Include Irwin’s plans to pull permits on two dams if FERC gives him the Big Canyon permit. He also indicated the Nation would have a choice about which dam they preferred for development.

If the Navajo Nation denies all dams, Irwin is unsure where a potential site might be. He might explore Eastern Navajo, particular Gallup area, he said.

If the Nation approves one of the dam sites, Irwin said it will take up to three years to test and study to put together a geological, environmental and archaeological  plans.

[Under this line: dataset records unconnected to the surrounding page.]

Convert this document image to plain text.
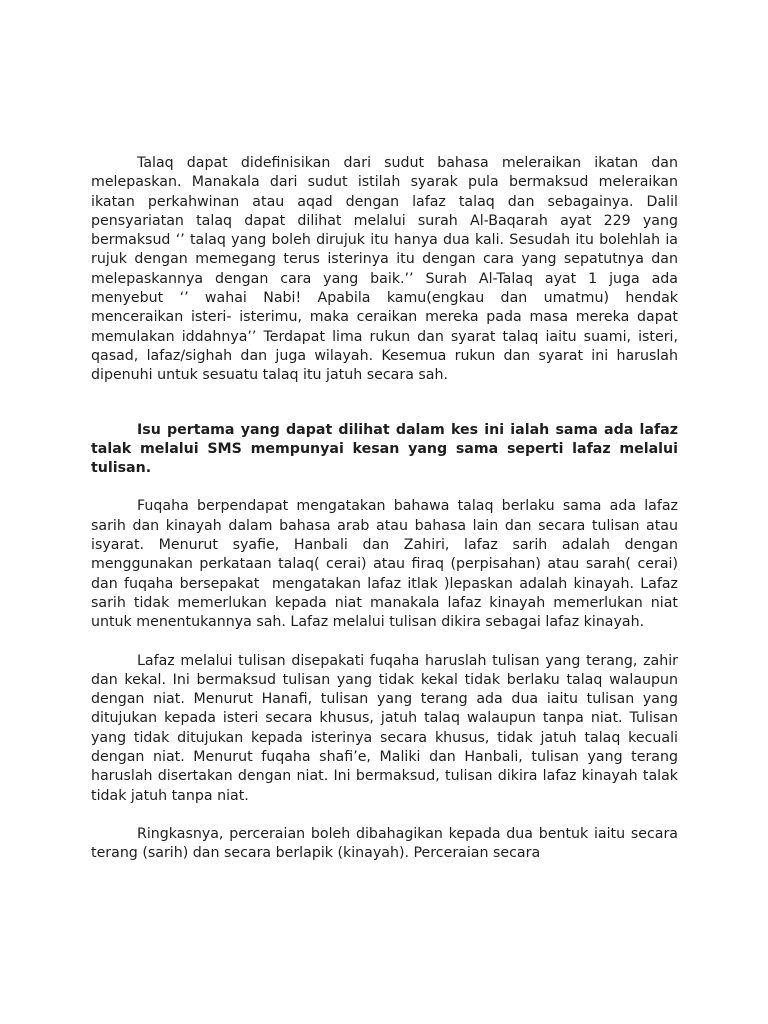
Talaq dapat didefinisikan dari sudut bahasa meleraikan ikatan dan melepaskan. Manakala dari sudut istilah syarak pula bermaksud meleraikan ikatan perkahwinan atau aqad dengan lafaz talaq dan sebagainya. Dalil pensyariatan talaq dapat dilihat melalui surah Al-Baqarah ayat 229 yang bermaksud ‘’ talaq yang boleh dirujuk itu hanya dua kali. Sesudah itu bolehlah ia rujuk dengan memegang terus isterinya itu dengan cara yang sepatutnya dan melepaskannya dengan cara yang baik.’’ Surah Al-Talaq ayat 1 juga ada menyebut ‘’ wahai Nabi! Apabila kamu(engkau dan umatmu) hendak menceraikan isteri- isterimu, maka ceraikan mereka pada masa mereka dapat memulakan iddahnya’’ Terdapat lima rukun dan syarat talaq iaitu suami, isteri, qasad, lafaz/sighah dan juga wilayah. Kesemua rukun dan syarat ini haruslah dipenuhi untuk sesuatu talaq itu jatuh secara sah.

Isu pertama yang dapat dilihat dalam kes ini ialah sama ada lafaz talak melalui SMS mempunyai kesan yang sama seperti lafaz melalui tulisan.

Fuqaha berpendapat mengatakan bahawa talaq berlaku sama ada lafaz sarih dan kinayah dalam bahasa arab atau bahasa lain dan secara tulisan atau isyarat. Menurut syafie, Hanbali dan Zahiri, lafaz sarih adalah dengan menggunakan perkataan talaq( cerai) atau firaq (perpisahan) atau sarah( cerai) dan fuqaha bersepakat  mengatakan lafaz itlak )lepaskan adalah kinayah. Lafaz sarih tidak memerlukan kepada niat manakala lafaz kinayah memerlukan niat untuk menentukannya sah. Lafaz melalui tulisan dikira sebagai lafaz kinayah.

Lafaz melalui tulisan disepakati fuqaha haruslah tulisan yang terang, zahir dan kekal. Ini bermaksud tulisan yang tidak kekal tidak berlaku talaq walaupun dengan niat. Menurut Hanafi, tulisan yang terang ada dua iaitu tulisan yang ditujukan kepada isteri secara khusus, jatuh talaq walaupun tanpa niat. Tulisan yang tidak ditujukan kepada isterinya secara khusus, tidak jatuh talaq kecuali dengan niat. Menurut fuqaha shafi’e, Maliki dan Hanbali, tulisan yang terang haruslah disertakan dengan niat. Ini bermaksud, tulisan dikira lafaz kinayah talak tidak jatuh tanpa niat.

Ringkasnya, perceraian boleh dibahagikan kepada dua bentuk iaitu secara terang (sarih) dan secara berlapik (kinayah). Perceraian secara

District III grazing committee

While environmental activists and individuals wrap up their comments or interventions to send to FERC,  a regional Navajo grazing committee spoke through a June 8, 2020 resolution.

Western Navajo Agency’s District III Grazing Committee, opposed Irwin’s request for a feasibility study of Big Canyon.

The committee charged with making recommendations to Navajo Nation, Nation Nation Council’s committees and tribal departments voted 3 yes and 1 opposed. The committee objected to the study because of varied reasons.

They said Irwin failed to engage in a meaningful consultation with the Navajo Nation or its departments. The group also noted the developer did not come to them about his plans.

The Nation’s Traditional Cultural Property from extends from the “headwaters in the White Mountains to the main stem of the Colorado River,” known as the Confluence, the committee/’s resolution said.

The Lower Colorado River has a significant role in Navajo ceremonial realm, which are still used in today’s healings, the resolution said. Previously, a tribal official said changes to the canyon violate Navajo oral history and ceremonial histories tied to the river and canyon.

The committee also included a notification to the them by the Nation’s Department of Fish and Wildlife. The department mentioned a biological preserve within the canyon and the rim. The committee also listed  endangered species such as Fickeisen plains cactus and the humpback chub.

The committee’s resolution also stated, a feasibility permit could adversely impact the use of the land by the Navajo Nation and its members. It would impact the water rights of the Navajo Nation and use of waters of the Little Colorado system and cultural resources of the Navajo Nation.

Larry Foster, Save the Confluence family advisor, said the resolution will be added to comments and forwarded to FERC.

Grand Canyon Trust, which operates a national trust that supplies funding and staff for projects in the Grand Canyon and the surrounding Colorado Plateau, also placed a petition on its website that opposed the Big Canyon Dam permit. The trust collected more than 60,000 comments, which will be sent to FERC.